Lucio negó con la cabeza.

—Vosotros, los griegos, no sabéis lo ricos que sois —dijo—. Algún día vendrá alguien que os quite todo esto.

—Ese alguien ya lo hizo —repuso Estratocles—. Se llamaba Alejandro. Nos arrebató la libertad y nuestro estilo de vida, dejando a un puñado de mercenarios en lugar de un gobierno. —Estratocles volvió a encogerse de hombros, bebió un sorbo de vino y vio que la chica pelirroja regresaba—. Daré mi vida, si es preciso, para devolver la libertad a mi ciudad.

La esclava se movía con timidez, a todas luces consciente de lo que deseaba el italiano, aunque tal vez sin saber qué hacer al respecto.

—Se oye hablar mucho de vuestro Alejandro —dijo Lucio—. La mayor parte de la gente dice que era un dios. Nosotros, los latinos, no creemos en esas gilipolleces.

Estratocles enarcó una ceja.

—¿Y predecís el futuro mediante las entrañas de los pollos?

—Eso lo aprendimos de vosotros, los griegos —respondió Lucio, riéndose—. ¡Eh, chica! ¿Sabes tocar la flauta?

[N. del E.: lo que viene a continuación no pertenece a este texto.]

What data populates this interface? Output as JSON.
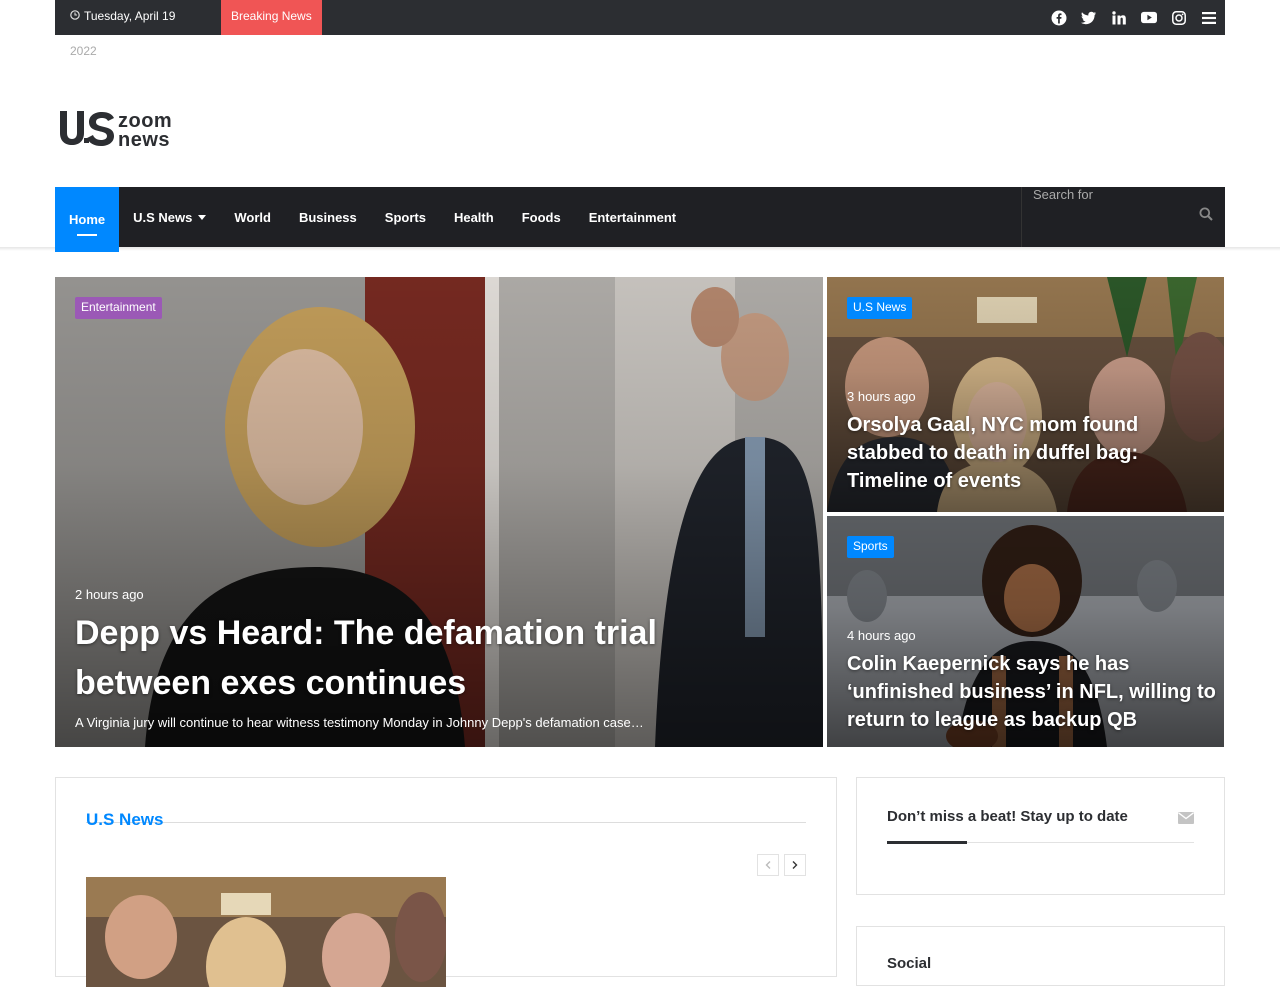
{
  "topbar": {
    "date": "Tuesday, April 19",
    "year": "2022",
    "breaking_label": "Breaking News",
    "social": [
      "facebook-icon",
      "twitter-icon",
      "linkedin-icon",
      "youtube-icon",
      "instagram-icon",
      "menu-icon"
    ]
  },
  "logo": {
    "alt": "US Zoom News",
    "line1": "zoom",
    "line2": "news"
  },
  "nav": {
    "items": [
      {
        "label": "Home",
        "active": true
      },
      {
        "label": "U.S News",
        "dropdown": true
      },
      {
        "label": "World"
      },
      {
        "label": "Business"
      },
      {
        "label": "Sports"
      },
      {
        "label": "Health"
      },
      {
        "label": "Foods"
      },
      {
        "label": "Entertainment"
      }
    ],
    "search_placeholder": "Search for"
  },
  "hero": {
    "main": {
      "category": "Entertainment",
      "time": "2 hours ago",
      "title": "Depp vs Heard: The defamation trial between exes continues",
      "excerpt": "A Virginia jury will continue to hear witness testimony Monday in Johnny Depp's defamation case…"
    },
    "side1": {
      "category": "U.S News",
      "time": "3 hours ago",
      "title": "Orsolya Gaal, NYC mom found stabbed to death in duffel bag: Timeline of events"
    },
    "side2": {
      "category": "Sports",
      "time": "4 hours ago",
      "title": "Colin Kaepernick says he has ‘unfinished business’ in NFL, willing to return to league as backup QB"
    }
  },
  "section": {
    "title": "U.S News"
  },
  "widgets": {
    "newsletter_title": "Don’t miss a beat! Stay up to date",
    "social_title": "Social"
  },
  "colors": {
    "accent": "#0088ff",
    "dark": "#1f2024",
    "breaking": "#f05555",
    "entertainment": "#9b59b6"
  }
}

Estratocles se sentó a una mesa de escribir y dos esclavos le llevaron lámparas de ocho mechas. El latino y la chica tracia armaban bastante ruido en el piso de arriba, cosa que hizo sonreír a Estratocles. El latino era como un personaje de Menandro —rimbombante, cómico, imponente— hasta que había dicho algo como «He leído a Aristóteles».

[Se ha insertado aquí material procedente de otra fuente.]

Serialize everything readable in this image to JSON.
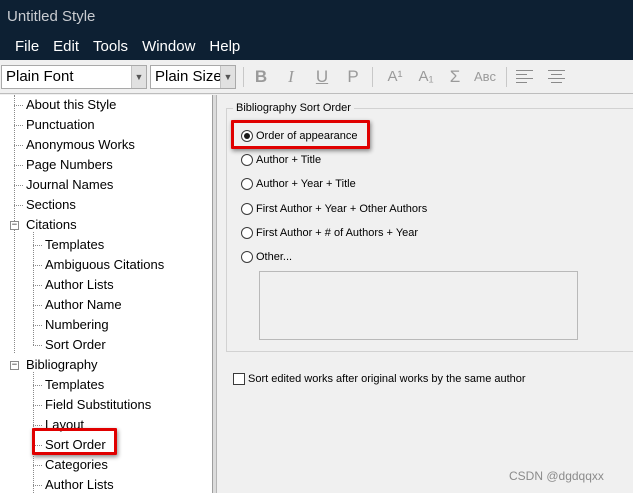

Estratocles se frotó las manos, olisqueó el cilantro de sus dedos y pensó: «El riesgo mereció la pena. Necesito a un hombre en quien pueda confiar; confiar de verdad. Y ese hombre es Lucio.» Recordó la sangre y el ruido en la casa de Heráclea, y la mano le tembló un poco. Estratocles había combatido en todas las batallas de la guerra Lamiaca y en otras diez acciones de guerra, pero luchar contra el monstruoso espartano a oscuras le había infundido un terror casi sobrenatural. «Sin embargo, lo hice.»